I score very high in the combination JOCRF associates with numerical analysis given this combination of high aptitudes. I’ve found this intellectually stimulating mostly in research contexts, but financial ones as well.
- Analytical reasoning: this is the ability to organize information so it flows logically. This is typical of writers or editors editors, but also helpful in deriving insights from numerical data.
- Numbers facility: this is the ability to do quick mental arithmetic.
- Number series: this is numerical reasoning. I can understand numerical patterns and relationships and make recommendations and projections based on numerical information.
- Clerical speed: this is visually scanning data. I can look through a spreadsheet quicker than most to get things right.
Analytical reasoning is only one aptitude measured, but the more aptitudes one has the more variety of information they process with facility. Because of this, “many aptitude people” are more analytical by nature.
It’s obvious to see that my CliftonStrengths results are built on my intellectual wiring. I have found that my JOCRF aptitude results provide fundamental explanations for so much of people’s assessments of me and my life experiences. Here were my top five strengths from answering the 177-question test and the definitions Gallup has for them.

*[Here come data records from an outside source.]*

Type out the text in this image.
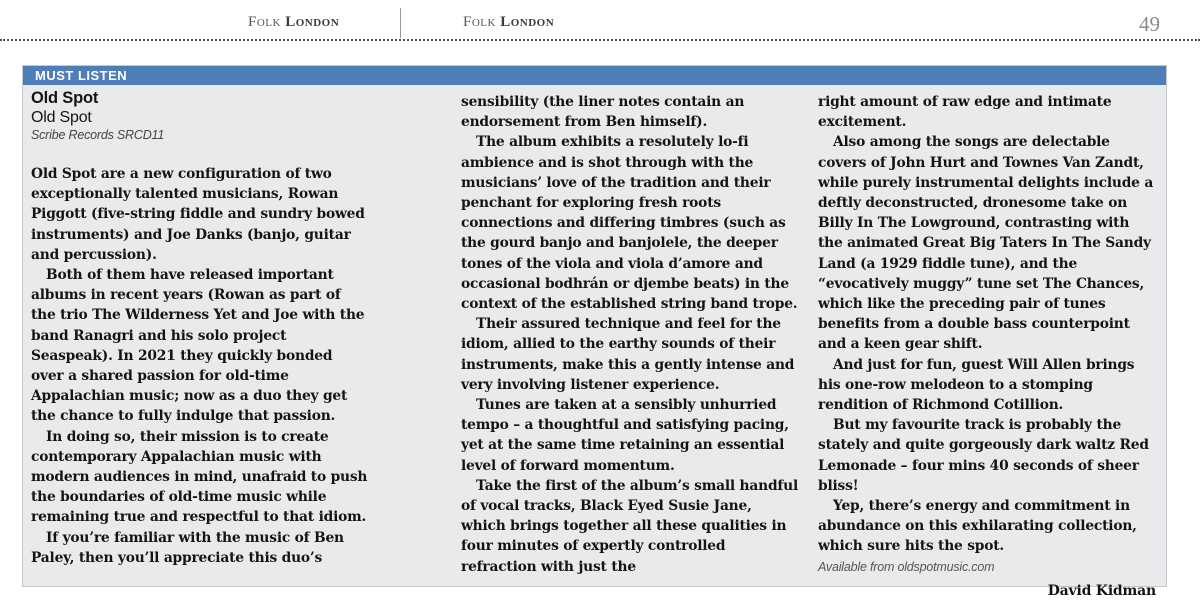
Folk
London	Folk
London	49
MUST LISTEN
Old Spot
Old Spot
Scribe Records SRCD11

Old Spot are a new configuration of two exceptionally talented musicians, Rowan Piggott (five-string fiddle and sundry bowed instruments) and Joe Danks (banjo, guitar and percussion).

Both of them have released important albums in recent years (Rowan as part of the trio The Wilderness Yet and Joe with the band Ranagri and his solo project Seaspeak). In 2021 they quickly bonded over a shared passion for old-time Appalachian music; now as a duo they get the chance to fully indulge that passion.

In doing so, their mission is to create contemporary Appalachian music with modern audiences in mind, unafraid to push the boundaries of old-time music while remaining true and respectful to that idiom.

If you’re familiar with the music of Ben Paley, then you’ll appreciate this duo’s

sensibility (the liner notes contain an endorsement from Ben himself).

The album exhibits a resolutely lo-fi ambience and is shot through with the musicians’ love of the tradition and their penchant for exploring fresh roots connections and differing timbres (such as the gourd banjo and banjolele, the deeper tones of the viola and viola d’amore and occasional bodhrán or djembe beats) in the context of the established string band trope.

Their assured technique and feel for the idiom, allied to the earthy sounds of their instruments, make this a gently intense and very involving listener experience.

Tunes are taken at a sensibly unhurried tempo – a thoughtful and satisfying pacing, yet at the same time retaining an essential level of forward momentum.

Take the first of the album’s small handful of vocal tracks, Black Eyed Susie Jane, which brings together all these qualities in four minutes of expertly controlled refraction with just the

right amount of raw edge and intimate excitement.

Also among the songs are delectable covers of John Hurt and Townes Van Zandt, while purely instrumental delights include a deftly deconstructed, dronesome take on Billy In The Lowground, contrasting with the animated Great Big Taters In The Sandy Land (a 1929 fiddle tune), and the “evocatively muggy” tune set The Chances, which like the preceding pair of tunes benefits from a double bass counterpoint and a keen gear shift.

And just for fun, guest Will Allen brings his one-row melodeon to a stomping rendition of Richmond Cotillion.

But my favourite track is probably the stately and quite gorgeously dark waltz Red Lemonade – four mins 40 seconds of sheer bliss!

Yep, there’s energy and commitment in abundance on this exhilarating collection, which sure hits the spot.

Available from oldspotmusic.com

David Kidman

- Command: “People exceptionally talented in the command have the ability to bring to light what is often avoided or unstated. This gives them the ability to resolve conflicts and misunderstandings.”
- Analytical: “People exceptionally talented in the analytical theme search for reasons and causes. They have the ability to think about all the factors that might affect a situation.”
- Focus: “People exceptionally talented in the focus theme can take a direction, follow through, and make the corrections necessary to stay on track. They prioritize, then act.”
- Activator: “People exceptionally talented in the activator theme can make things happen by turning thoughts into action. They are often impatient.”
- Responsibility: “People exceptionally talented in the responsibility theme take psychological ownership of what they say they will do. They are committed to stable values such as honesty and loyalty.”